Dia berbisik dan Sin Liong lalu mempergunakan kedua tangannya untuk membersihkan tempat itu, mencabuti rumput-rumput dan tanaman liar yang tumbuh di atas makam sampai makam itu kelihatan bersih.

Setelah membersihkan makam ibunya dan berlutut di depan makam, Sin Liong lalu bangkit dan meninggalkan makam, meloncat ke atas punggung kudanya dan memasuki hutan di mana dahulu dijadikan tempat bermain bersama para monyet besar.

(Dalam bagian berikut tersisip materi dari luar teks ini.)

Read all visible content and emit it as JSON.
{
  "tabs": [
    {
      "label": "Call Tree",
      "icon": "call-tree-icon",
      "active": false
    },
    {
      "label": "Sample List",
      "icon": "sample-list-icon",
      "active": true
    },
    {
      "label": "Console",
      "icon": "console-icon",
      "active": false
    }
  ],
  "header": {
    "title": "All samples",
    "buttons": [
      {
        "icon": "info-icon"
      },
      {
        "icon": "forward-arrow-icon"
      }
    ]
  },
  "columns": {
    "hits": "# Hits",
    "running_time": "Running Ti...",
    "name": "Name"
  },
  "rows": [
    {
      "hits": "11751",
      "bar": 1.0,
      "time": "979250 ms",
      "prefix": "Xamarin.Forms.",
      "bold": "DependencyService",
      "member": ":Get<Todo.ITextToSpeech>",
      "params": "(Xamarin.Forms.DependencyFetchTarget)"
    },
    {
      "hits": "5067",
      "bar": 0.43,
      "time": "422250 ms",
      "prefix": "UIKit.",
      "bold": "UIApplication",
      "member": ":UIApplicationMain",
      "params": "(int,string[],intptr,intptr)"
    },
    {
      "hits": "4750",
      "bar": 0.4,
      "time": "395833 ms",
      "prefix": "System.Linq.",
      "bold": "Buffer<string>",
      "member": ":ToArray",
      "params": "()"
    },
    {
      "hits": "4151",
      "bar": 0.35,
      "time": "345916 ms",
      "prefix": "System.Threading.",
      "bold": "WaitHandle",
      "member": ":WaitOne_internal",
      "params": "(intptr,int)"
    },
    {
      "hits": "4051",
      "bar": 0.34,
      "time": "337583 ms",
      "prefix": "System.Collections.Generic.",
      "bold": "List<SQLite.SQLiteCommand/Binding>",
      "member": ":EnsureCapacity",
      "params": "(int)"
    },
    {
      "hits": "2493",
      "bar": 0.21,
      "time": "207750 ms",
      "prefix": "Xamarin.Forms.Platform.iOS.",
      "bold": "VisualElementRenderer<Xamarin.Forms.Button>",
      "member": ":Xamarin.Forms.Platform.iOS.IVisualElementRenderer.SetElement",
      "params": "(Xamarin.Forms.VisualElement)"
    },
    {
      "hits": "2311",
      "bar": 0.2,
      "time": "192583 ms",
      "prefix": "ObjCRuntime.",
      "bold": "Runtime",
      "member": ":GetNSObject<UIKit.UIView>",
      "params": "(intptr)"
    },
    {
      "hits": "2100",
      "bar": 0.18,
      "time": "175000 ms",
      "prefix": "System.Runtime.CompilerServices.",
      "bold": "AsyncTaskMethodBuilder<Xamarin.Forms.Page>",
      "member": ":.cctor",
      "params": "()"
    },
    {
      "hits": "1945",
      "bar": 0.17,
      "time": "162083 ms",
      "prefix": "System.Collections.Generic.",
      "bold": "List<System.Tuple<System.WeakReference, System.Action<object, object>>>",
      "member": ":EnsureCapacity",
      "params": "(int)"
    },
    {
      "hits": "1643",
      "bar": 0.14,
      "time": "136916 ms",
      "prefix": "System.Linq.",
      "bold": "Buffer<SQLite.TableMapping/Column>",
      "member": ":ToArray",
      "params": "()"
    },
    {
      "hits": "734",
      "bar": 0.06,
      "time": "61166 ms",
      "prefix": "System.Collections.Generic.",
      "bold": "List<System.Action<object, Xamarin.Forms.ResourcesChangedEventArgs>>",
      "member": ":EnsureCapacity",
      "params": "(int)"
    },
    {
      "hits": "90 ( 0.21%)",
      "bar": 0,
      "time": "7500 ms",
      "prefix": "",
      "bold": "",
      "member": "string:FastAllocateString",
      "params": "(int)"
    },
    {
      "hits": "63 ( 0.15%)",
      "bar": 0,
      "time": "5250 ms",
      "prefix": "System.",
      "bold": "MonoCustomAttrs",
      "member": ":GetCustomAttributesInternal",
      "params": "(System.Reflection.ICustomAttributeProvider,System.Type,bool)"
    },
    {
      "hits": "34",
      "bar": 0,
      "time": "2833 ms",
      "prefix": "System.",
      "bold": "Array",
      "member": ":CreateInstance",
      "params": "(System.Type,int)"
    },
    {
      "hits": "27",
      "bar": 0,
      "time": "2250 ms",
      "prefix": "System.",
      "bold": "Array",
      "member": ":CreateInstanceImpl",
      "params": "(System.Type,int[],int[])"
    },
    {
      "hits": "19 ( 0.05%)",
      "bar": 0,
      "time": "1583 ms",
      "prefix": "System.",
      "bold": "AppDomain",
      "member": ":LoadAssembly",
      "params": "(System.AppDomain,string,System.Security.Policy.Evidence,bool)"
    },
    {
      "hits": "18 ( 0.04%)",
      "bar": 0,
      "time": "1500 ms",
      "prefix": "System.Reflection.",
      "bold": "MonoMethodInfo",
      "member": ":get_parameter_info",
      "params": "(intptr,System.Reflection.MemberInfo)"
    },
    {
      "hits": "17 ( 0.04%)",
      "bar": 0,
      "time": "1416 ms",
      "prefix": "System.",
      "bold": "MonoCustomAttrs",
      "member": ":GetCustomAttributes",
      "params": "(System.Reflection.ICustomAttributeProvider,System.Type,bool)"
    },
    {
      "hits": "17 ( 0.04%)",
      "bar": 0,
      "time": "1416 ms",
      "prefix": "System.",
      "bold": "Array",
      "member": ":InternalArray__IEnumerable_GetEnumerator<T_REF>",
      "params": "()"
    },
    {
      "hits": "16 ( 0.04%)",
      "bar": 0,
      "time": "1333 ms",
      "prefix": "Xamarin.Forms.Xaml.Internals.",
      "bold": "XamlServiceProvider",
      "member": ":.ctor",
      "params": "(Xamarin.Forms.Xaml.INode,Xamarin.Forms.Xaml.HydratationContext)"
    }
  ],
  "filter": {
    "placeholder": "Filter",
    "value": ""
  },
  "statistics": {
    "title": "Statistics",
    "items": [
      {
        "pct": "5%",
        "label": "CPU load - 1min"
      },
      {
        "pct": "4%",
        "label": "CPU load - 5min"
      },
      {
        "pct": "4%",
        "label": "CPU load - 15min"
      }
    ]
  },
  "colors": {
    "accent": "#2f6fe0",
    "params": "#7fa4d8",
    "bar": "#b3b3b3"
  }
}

Begitu memasuki hutan, Sin Liong merasa gembira sekali. Ingin dia melepaskan pakaiannya dan berloncatan dari pohon ke pohon seperti dahulu! Dan dia merasa malu sendiri duduk di atas punggung kuda besar yang sudah berkeringat itu. Dia meloncat turun, menurunkan pelana dan buntalan pakaian, melepaskan kendali dan membiarkan kuda itu bebas, lalu menepuk pinggul kuda itu.

“Nah, kau boleh bebas bermain-main di sini!” katanya.

Kuda itu lari congklang dan lenyap di sebuah tikungan, di antara pohon-pohon. Sin Liong tertawa, lalu dia meloncat ke atas sebuah pohon besar, menaruh pelana, kendali dan buntalan di atas pohon, di antara cabang-cabang yang tinggi, kemudian dia berloncatan dari dahan ke dahan, dari pohon ke pohon, mencari-cari teman-temannya!

Akan tetapi Sin Liong merasa kecewa. Ketika dia bertemu dengan segerombolan monyet, mereka itu memekik dan memperlihatkan taring, bahkan mereka lalu melarikan diri ketika didekatinya. Mereka tidak mengenalnya lagi! Ah, tentu saja, pikirnya. Ketika dia masih bermain-main dengan mereka, dia adalah seorang anak kecil dan kini dia sudah menjadi hamper dewasa, sesudah terlalu sering mendapat gangguan dari orang-orang dewasa, dari pemburu-pemburu, maka tentu saja mereka menganggap setiap orang manusia dewasa adalah musuh mereka.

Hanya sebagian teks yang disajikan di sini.